Indeed, it was strep throat.

The Summer Of My Womanhood

“The Summer of My Womanhood” is perhaps the most emotional piece in the anthology. It’s about my father, who died thirty years ago at the age of fifty-three, and by the time I finished writing this essay, I was engulfed by a cloud of wistfulness. Dad owned a deli and a small bakery, and I was fortunate enough to work with him as a preteen and teenager. In order to earn spending cash, I often stood for hours behind the counter helping customers. Of course, my ultimate reward was spending time with my dad, and as I remembered him, my heart filled with treasured memories.

My father wasn’t a distant figure in my childhood, but I certainly didn’t know him well. Like many men of the World War II generation, he worked excruciatingly long and hard hours, not for career fulfillment or self-enlightenment but in order to pay the mortgage on a Veterans Affairs-financed three-bedroom, one-bath house in the hot, dusty San Fernando Valley of Los Angeles County. My father was in the retail food business, not by default but by choice. His decision, especially since he came from a religious Jewish background in which education had always been prized, always puzzled me.

When World War II broke out, Dad was drafted.

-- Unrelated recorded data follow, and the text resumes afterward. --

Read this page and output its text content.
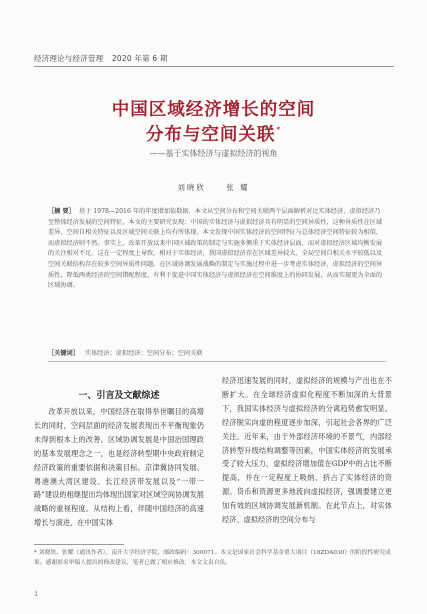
经济理论与经济管理 2020 年第 6 期
中国区域经济增长的空间
分布与空间关联*
——基于实体经济与虚拟经济的视角
刘晓欣	张 耀
［摘 要］ 基于 1978—2016 年的年度增加值数据，本文从空间分布和空间关联两个层面解析对比实体经济、虚拟经济乃至整体经济发展的空间特征。本文的主要研究发现：中国的实体经济与虚拟经济具有明显的空间异质性，这种异质性在区域差异、空间自相关特征以及区域空间关联上均有所体现。本文发现中国实体经济的空间特征与总体经济空间特征较为相似，而虚拟经济则不然。事实上，改革开放以来中国区域政策的制定与实施多侧重于实体经济层面，而对虚拟经济区域均衡发展的关注相对不足。这在一定程度上导致，相对于实体经济，我国虚拟经济存在区域差异较大、全局空间自相关水平较低以及空间关联结构存在较多空间异质性问题。在区域协调发展战略的制定与实施过程中进一步考虑实体经济、虚拟经济的空间异质性，降低两类经济的空间错配程度，有利于促进中国实体经济与虚拟经济在空间维度上的协同发展，从而实现更为全面的区域协调。
［关键词］ 实体经济；虚拟经济；空间分布；空间关联
一、引言及文献综述

改革开放以来，中国经济在取得举世瞩目的高增长的同时，空间层面的经济发展表现出不平衡现象仍未得到根本上的改善。区域协调发展是中国治国理政的基本发展理念之一，也是经济转型期中央政府制定经济政策的重要依据和决策目标。京津冀协同发展、粤港澳大湾区建设、长江经济带发展以及“一带一路”建设的相继提出均体现出国家对区域空间协调发展战略的重视程度。从结构上看，伴随中国经济的高速增长与演进，在中国实体

经济迅速发展的同时，虚拟经济的规模与产出也在不断扩大。在全球经济虚拟化程度不断加深的大背景下，我国实体经济与虚拟经济的分离趋势愈发明显。经济脱实向虚的程度逐步加深，引起社会各界的广泛关注。近年来，由于外部经济环境的不景气，内部经济转型升级结构调整等因素，中国实体经济的发展承受了较大压力，虚拟经济增加值在GDP中的占比不断提高，并在一定程度上吸纳、挤占了实体经济的资源。货币和资源更多地流向虚拟经济，强调要建立更加有效的区域协调发展新机制。在此节点上，对实体经济、虚拟经济的空间分布与

* 刘晓欣、张耀（通讯作者），南开大学经济学院，邮政编码：300071。本文是国家社会科学基金重大项目（18ZDA030）的阶段性研究成果。感谢匿名审稿人提出的修改建议，笔者已做了相应修改，本文文责自负。
1
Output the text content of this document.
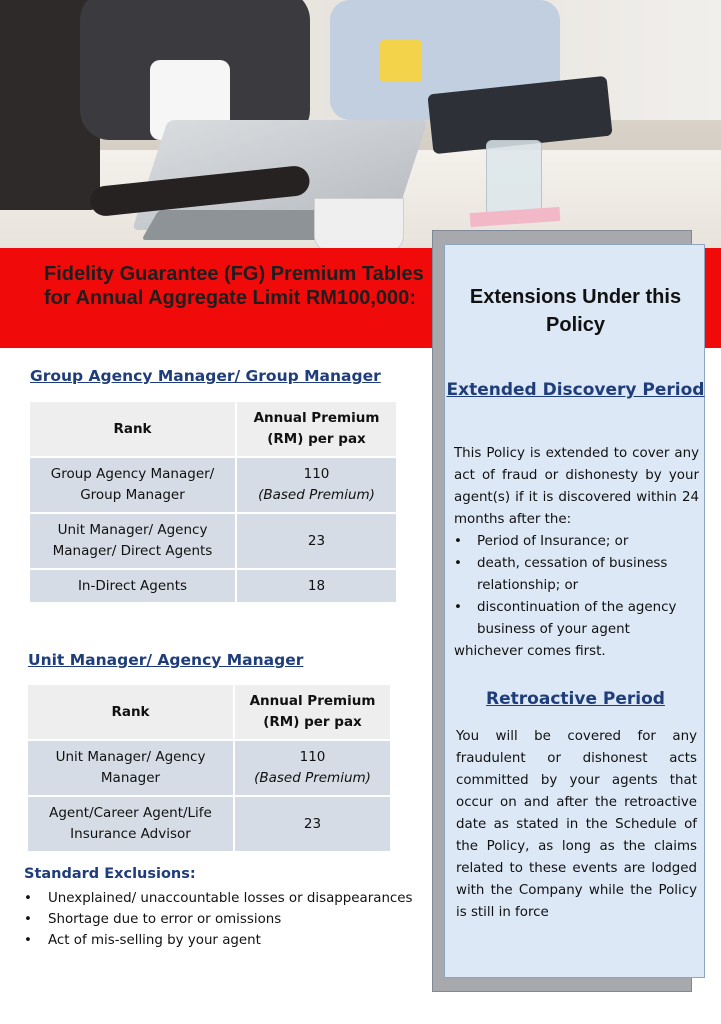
Fidelity Guarantee (FG) Premium Tables for Annual Aggregate Limit RM100,000:	Extensions Under this Policy
Extended Discovery Period

This Policy is extended to cover any act of fraud or dishonesty by your agent(s) if it is discovered within 24 months after the:

• Period of Insurance; or
• death, cessation of business relationship; or
• discontinuation of the agency business of your agent

whichever comes first.

Retroactive Period

You will be covered for any fraudulent or dishonest acts committed by your agents that occur on and after the retroactive date as stated in the Schedule of the Policy, as long as the claims related to these events are lodged with the Company while the Policy is still in force

Group Agency Manager/ Group Manager
Rank	Annual Premium (RM) per pax
Group Agency Manager/ Group Manager	110
(Based Premium)

Unit Manager/ Agency Manager/ Direct Agents	23
In-Direct Agents	18
Unit Manager/ Agency Manager
Rank	Annual Premium (RM) per pax
Unit Manager/ Agency Manager	110
(Based Premium)

Agent/Career Agent/Life Insurance Advisor	23
Standard Exclusions:
• Unexplained/ unaccountable losses or disappearances
• Shortage due to error or omissions
• Act of mis-selling by your agent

Instead of immediately being sent to Europe, he was deemed smart enough by the army to send to college. After two years of attending classes at Rutgers University, studying subjects that obviously excited him-he spoke about them well into my young adulthood-he was offered officers’ training. After declining the chance for advancement because it meant a longer tour of duty, he was shipped overseas and into the infantry. God must have shone His light on Dad, because he spent only two weeks in the front lines, though it probably felt like years. After the brief stint, he was reassigned to the medical corps. Trained as a medic, he desperately tried to save what the enemy was determined to destroy. After the war, Dad’s fluency in Yiddish made him invaluable to the army because he understood many of the languages spoken by concentration-camp victims. He would often translate for his superior officers, aiding in placement and relocation of those who’d survived the Nazis’ final solution.

When he talked about the war, it was not often and not very much. But I do remember what he told me. Yes, he revealed stories of the human atrocities, but he was much more intrigued by the ability of ordinary people to rationalize those horrors away, by the denials in Polish towns where the stink of the crematoriums could be detected from miles away. It affected his lifelong outlook. How could it not.

Honorably discharged from the army, my father did what most newly married men did back then: They took jobs not for their glamorous titles but because they needed money. Even though Dad had passed entrance exams to local law schools, he decided to skip three years without income in favor of immediate cash. My father became Oscar the Deli Man-following in the footsteps of his father, Judah (Edward) the Butcher.

I’m sure money had much to do with it. But after observing my father at work up until he died, I do think he was happy with his occupation. It was backbreaking toil, which involved but wasn’t limited to toting hundreds of pounds of meat, lifting cases of canned goods, shivering in walk-in freezers and coolers during the winter in stores with no heat, and putting in ungodly hours- from dark to dark. Sunlight was something that glared through plate-glass windows. But the money he earned was from the sweat of his own brow, and that was good enough for Oscar Marder.